MergeVcfs output for the same position
And here is the output from CombineVariants with uniquify option for the same position
Finally here is the output from bcftools merge
CombineVariants is also not perfect and looks like missing INFO fields that conflict for values however since this step is usually done after individual VCFs are filtered it is not much of a problem in the final output.
This may be viewed as a non-canonical and even non-standard way of handling vcf files for HTS however this particular practice is quite common when you are using multiple callers and try not to loose potentially important variants due to algorithmic differences.
Hi @SkyWarrior
Thank you for the input and we are working on finding a solution for this. Your input is very helpful.
@SkyWarrior Thanks for your comment, and it is really helpful. Let us wait for the new features of this tool.
@bhanuGandham And thank you and GATK team. I think it is more reasonable to combine different vcfs from different callers at vcf-level.
@SkyWarrior, here is an example command, any guidance is greatly appreciated.

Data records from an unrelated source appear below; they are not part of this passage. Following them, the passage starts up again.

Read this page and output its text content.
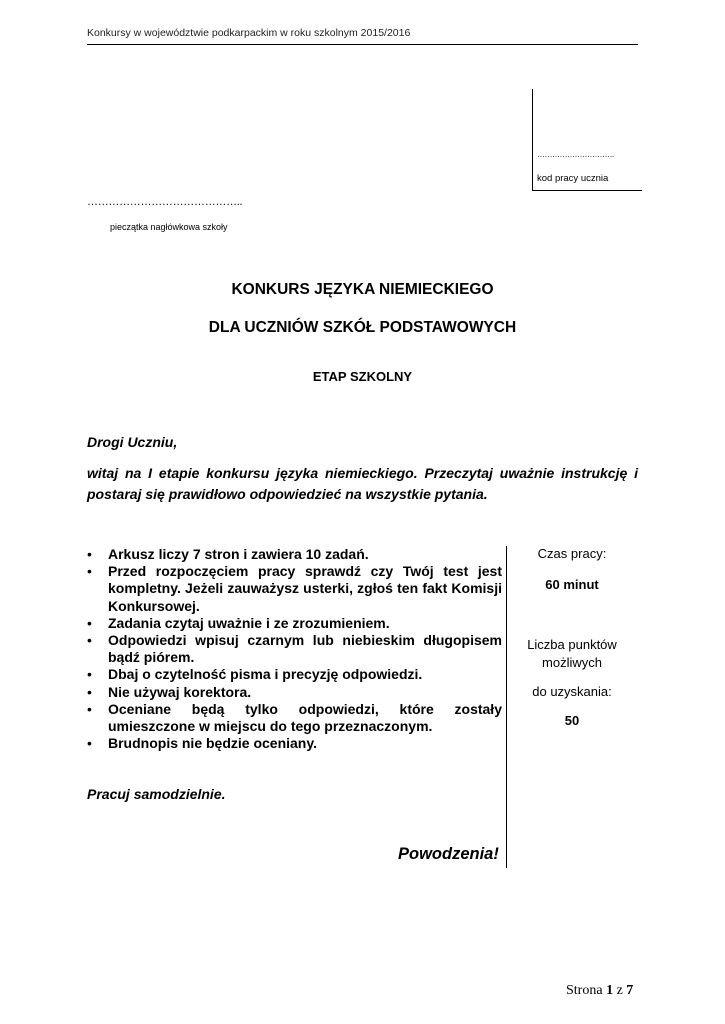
Konkursy w województwie podkarpackim w roku szkolnym 2015/2016
………………………….
kod pracy ucznia
……………………………………..
pieczątka nagłówkowa szkoły
KONKURS JĘZYKA NIEMIECKIEGO
DLA UCZNIÓW SZKÓŁ PODSTAWOWYCH
ETAP SZKOLNY
Drogi Uczniu,
witaj na I etapie konkursu języka niemieckiego. Przeczytaj uważnie instrukcję i postaraj się prawidłowo odpowiedzieć na wszystkie pytania.
• Arkusz liczy 7 stron i zawiera 10 zadań.
• Przed rozpoczęciem pracy sprawdź czy Twój test jest kompletny. Jeżeli zauważysz usterki, zgłoś ten fakt Komisji Konkursowej.
• Zadania czytaj uważnie i ze zrozumieniem.
• Odpowiedzi wpisuj czarnym lub niebieskim długopisem bądź piórem.
• Dbaj o czytelność pisma i precyzję odpowiedzi.
• Nie używaj korektora.
• Oceniane będą tylko odpowiedzi, które zostały umieszczone w miejscu do tego przeznaczonym.
• Brudnopis nie będzie oceniany.
Pracuj samodzielnie.
Powodzenia!
Czas pracy:
60 minut
Liczba punktów możliwych
do uzyskania:
50
Strona 1 z 7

@xiucz in your case you may need to use UNIQUIFY option to see all callers' results in a single line for one site.
Hi,
@SkyWarrior thanks for your promotion advice. Strangely, I didn't get any information in the second FORMAT column, the sample.freebayes column only contains "./." .
After regexing the INFO column, I got these set tags:
set=FilteredInAll means union, set=freebayes and set=VQSR means the variant is only in their own dataset. What does the "set=filterInVQSR-freebayes" tag mean?
Thank you.
Your combined result is from a different position. Can you check the proper position that you posted in the bottom?
@SkyWarrior
Sorry, I posted the combined result wrongly , it looks fine now. Thank you.
@SkyWarrior Thank you for helping out with this issue. We appreciate your help.
I was running into this, largely because the Mutect2 documentation that shows up first on Google is the documentation for the GATK 3.8 version. for the current 4.x version, we instead need to be running
gatk CreateSomaticPanelOfNormals
which appears to replace the use ofCombineVariants
for that purpose.Mentioning that here might help others in the future.
Any news on getting
CombineVariants
working in GATK4?@olavur
We will not be porting CombineVariants to GATK4(for now).
@bhanuGandham ,
you said in October 2018:
"The developers got back to me and mentioned that porting CombineVariants to GTAK4 is a work in progress. I have let them know that this is a feature that the users wants and hence will be prioritized.
For now you can use it from GATK3.
I hope this helps.".
What happen? Is the CombineVariants that tough nut to crack?
HI @Vladimir_Kovacevic
We have hit some roadblocks with that. We will let GATK users know when we know more. Currently the team is focused on other goals.
@bhanuGandham
CombineVariants is really useful, we can combine different callers' results together.